A key process in the development of IPF is the formation of the fibroblastic focus. It has been suggested that these foci represent discrete isolated foci of fibroblasts/myofibroblasts. However, using three-dimensional reconstruction of the IPF lungs, other studies have suggested that fibroblast foci are the leading edge of a complex reticulum that is highly interconnected extending from the pleura into the underlying parenchyma [50].

Phosphatase and tensin homologue deleted on chromosome 10 (PTEN) is a phosphatidylinositol phosphate phosphatase that is frequently deleted or inactivated in human cancers [65]. PTEN is critical in development, and PTEN-null embryos die early during embryogenesis [66,67].

Sonic (Shh), Indian (Ihh), and Desert (Dhh) are the hedgehog family members in mammals. Shh is expressed in the developing lung epithelium, and its primary receptor, Patched-1 (Ptc), is found in mesenchymal cells. In vitro and in vivo studies have shown that Shh increases the proliferation of lung mesenchymal cells, up-regulating the expression of smooth muscle actin and myosin [45].

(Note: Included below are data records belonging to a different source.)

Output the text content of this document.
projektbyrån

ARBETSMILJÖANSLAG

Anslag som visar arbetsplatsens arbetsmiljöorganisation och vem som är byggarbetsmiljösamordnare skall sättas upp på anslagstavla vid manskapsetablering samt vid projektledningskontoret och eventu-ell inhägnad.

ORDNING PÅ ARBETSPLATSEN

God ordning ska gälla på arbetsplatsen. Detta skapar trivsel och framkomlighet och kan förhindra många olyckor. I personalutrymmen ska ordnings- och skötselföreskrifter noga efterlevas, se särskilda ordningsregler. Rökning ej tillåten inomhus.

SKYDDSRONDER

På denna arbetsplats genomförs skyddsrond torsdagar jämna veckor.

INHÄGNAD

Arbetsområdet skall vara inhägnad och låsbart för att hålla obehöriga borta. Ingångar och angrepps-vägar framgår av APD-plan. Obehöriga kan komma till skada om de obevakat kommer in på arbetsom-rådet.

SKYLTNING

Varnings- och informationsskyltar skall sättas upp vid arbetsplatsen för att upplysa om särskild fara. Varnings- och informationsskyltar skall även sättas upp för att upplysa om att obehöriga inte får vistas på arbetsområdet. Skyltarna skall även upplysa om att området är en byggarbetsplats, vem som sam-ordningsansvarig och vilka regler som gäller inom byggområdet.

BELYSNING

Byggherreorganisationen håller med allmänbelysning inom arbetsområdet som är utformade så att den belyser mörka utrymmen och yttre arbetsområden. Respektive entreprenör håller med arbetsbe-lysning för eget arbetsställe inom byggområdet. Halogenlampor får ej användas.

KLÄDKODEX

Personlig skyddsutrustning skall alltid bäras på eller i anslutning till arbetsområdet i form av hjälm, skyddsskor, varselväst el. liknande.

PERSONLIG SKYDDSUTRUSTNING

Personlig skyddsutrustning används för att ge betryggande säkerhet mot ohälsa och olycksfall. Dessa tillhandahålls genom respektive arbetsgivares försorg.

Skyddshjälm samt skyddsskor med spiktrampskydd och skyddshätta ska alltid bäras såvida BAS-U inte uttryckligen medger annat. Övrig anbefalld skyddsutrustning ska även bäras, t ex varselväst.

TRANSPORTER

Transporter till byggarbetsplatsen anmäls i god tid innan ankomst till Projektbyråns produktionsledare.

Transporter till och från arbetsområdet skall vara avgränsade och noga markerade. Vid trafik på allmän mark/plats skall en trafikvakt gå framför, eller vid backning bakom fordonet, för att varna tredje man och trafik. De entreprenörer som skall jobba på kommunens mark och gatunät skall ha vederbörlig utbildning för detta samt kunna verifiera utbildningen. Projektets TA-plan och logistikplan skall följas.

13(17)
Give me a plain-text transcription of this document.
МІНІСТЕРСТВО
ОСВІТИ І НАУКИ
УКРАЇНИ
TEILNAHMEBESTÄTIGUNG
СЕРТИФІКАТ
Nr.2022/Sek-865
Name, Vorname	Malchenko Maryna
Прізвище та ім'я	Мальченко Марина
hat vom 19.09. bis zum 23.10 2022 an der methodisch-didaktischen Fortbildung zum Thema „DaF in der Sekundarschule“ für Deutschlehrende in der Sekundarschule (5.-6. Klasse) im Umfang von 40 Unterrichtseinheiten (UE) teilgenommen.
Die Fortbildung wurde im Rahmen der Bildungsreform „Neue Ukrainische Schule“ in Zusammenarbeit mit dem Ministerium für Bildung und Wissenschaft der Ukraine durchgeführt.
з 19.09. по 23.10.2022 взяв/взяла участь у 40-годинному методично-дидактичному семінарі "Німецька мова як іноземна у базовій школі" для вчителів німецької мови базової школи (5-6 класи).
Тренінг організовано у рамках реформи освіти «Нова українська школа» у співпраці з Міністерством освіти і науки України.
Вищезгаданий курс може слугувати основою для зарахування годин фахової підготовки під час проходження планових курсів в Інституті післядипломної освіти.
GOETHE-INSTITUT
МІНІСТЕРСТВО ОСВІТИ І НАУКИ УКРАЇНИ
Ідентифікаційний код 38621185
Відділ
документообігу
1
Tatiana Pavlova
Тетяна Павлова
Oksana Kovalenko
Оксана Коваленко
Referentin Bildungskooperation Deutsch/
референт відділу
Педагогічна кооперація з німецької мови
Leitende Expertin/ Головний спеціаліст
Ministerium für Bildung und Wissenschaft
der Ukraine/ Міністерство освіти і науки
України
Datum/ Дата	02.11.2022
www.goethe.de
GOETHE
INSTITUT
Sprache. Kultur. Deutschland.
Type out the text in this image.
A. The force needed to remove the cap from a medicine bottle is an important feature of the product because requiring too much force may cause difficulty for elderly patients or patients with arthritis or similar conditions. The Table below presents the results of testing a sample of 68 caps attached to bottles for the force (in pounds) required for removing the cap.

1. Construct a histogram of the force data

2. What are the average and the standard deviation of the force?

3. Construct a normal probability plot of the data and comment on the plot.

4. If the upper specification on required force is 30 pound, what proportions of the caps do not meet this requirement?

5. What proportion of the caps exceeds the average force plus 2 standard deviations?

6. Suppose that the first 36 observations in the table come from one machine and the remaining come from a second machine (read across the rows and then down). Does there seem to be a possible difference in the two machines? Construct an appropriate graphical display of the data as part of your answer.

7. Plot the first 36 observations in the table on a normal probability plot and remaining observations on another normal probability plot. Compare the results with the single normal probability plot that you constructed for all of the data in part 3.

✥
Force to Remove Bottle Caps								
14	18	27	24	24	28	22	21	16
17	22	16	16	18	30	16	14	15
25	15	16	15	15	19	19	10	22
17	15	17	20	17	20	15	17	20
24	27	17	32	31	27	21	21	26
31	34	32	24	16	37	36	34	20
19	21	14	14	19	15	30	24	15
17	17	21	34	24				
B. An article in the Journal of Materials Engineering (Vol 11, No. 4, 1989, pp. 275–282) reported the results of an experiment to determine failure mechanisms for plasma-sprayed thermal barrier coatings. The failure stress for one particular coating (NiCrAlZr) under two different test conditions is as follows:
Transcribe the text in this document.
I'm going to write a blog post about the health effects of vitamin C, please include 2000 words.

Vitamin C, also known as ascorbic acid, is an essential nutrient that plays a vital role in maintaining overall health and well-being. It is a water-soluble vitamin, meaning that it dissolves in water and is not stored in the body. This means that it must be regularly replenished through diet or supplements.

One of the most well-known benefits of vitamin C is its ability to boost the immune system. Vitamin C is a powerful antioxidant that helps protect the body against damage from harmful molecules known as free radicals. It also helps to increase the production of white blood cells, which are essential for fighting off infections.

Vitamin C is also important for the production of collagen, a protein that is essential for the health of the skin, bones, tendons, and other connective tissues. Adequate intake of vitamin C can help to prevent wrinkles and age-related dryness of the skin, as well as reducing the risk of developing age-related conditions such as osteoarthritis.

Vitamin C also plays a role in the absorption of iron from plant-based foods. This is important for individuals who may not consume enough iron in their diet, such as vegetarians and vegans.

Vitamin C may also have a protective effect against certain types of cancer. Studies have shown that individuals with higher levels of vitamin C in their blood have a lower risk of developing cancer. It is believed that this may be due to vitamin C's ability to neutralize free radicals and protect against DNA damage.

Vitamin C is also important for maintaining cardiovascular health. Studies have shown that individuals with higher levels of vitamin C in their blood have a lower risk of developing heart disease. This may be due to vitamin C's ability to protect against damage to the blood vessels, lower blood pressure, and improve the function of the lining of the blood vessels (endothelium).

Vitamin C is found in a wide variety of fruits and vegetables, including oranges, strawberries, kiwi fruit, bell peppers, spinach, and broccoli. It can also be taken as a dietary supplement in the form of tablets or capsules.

Identification and targeting of these abnormal mediators/pathways will eventually allow the development of therapeutic agents to control and hopefully achieve regression of IPF remodeling. Strategies designed to target the fibrogenic action of TGF-β with agents blocking its signaling pathway, such as the BMP-7, have led to repair of severely damaged renal tubular epithelial cells and to improvement of renal function and survival in mice with nephrotoxic serum nephritis [78]. Along the same line of thought, hepatocyte growth factor, which among other functions inhibits TGF-β-induced EMT, may also be a useful therapeutic approach. It was recently shown that in vivo hepatocyte growth factor gene transfer reduced bleomycin-induced pulmonary fibrosis, improving alveolar epithelial repair, and importantly, decreasing TGF-β1 expression [79].

Many pathways that play an essential role during embryological development are inactivated later in life, although some of them may be transiently expressed during adult repair. Aberrant activation of these pathways during adult homeostasis leads to pathological events resulting in cancer, but may also be associated with the development of idiopathic pulmonary fibrosis. Dysfunctional activation of embryological pathways regularly repressed in the adult life may explain the persistent nature of the disease. Although some progress into unraveling the pathogenic mechanisms involved in IPF has been made, many open questions remain, and virtually no effective treatment is currently available. Designing and implementing interventions that target these embryological pathways may be required to develop novel anti-IPF therapies and to significantly improve the outcome of IPF patients.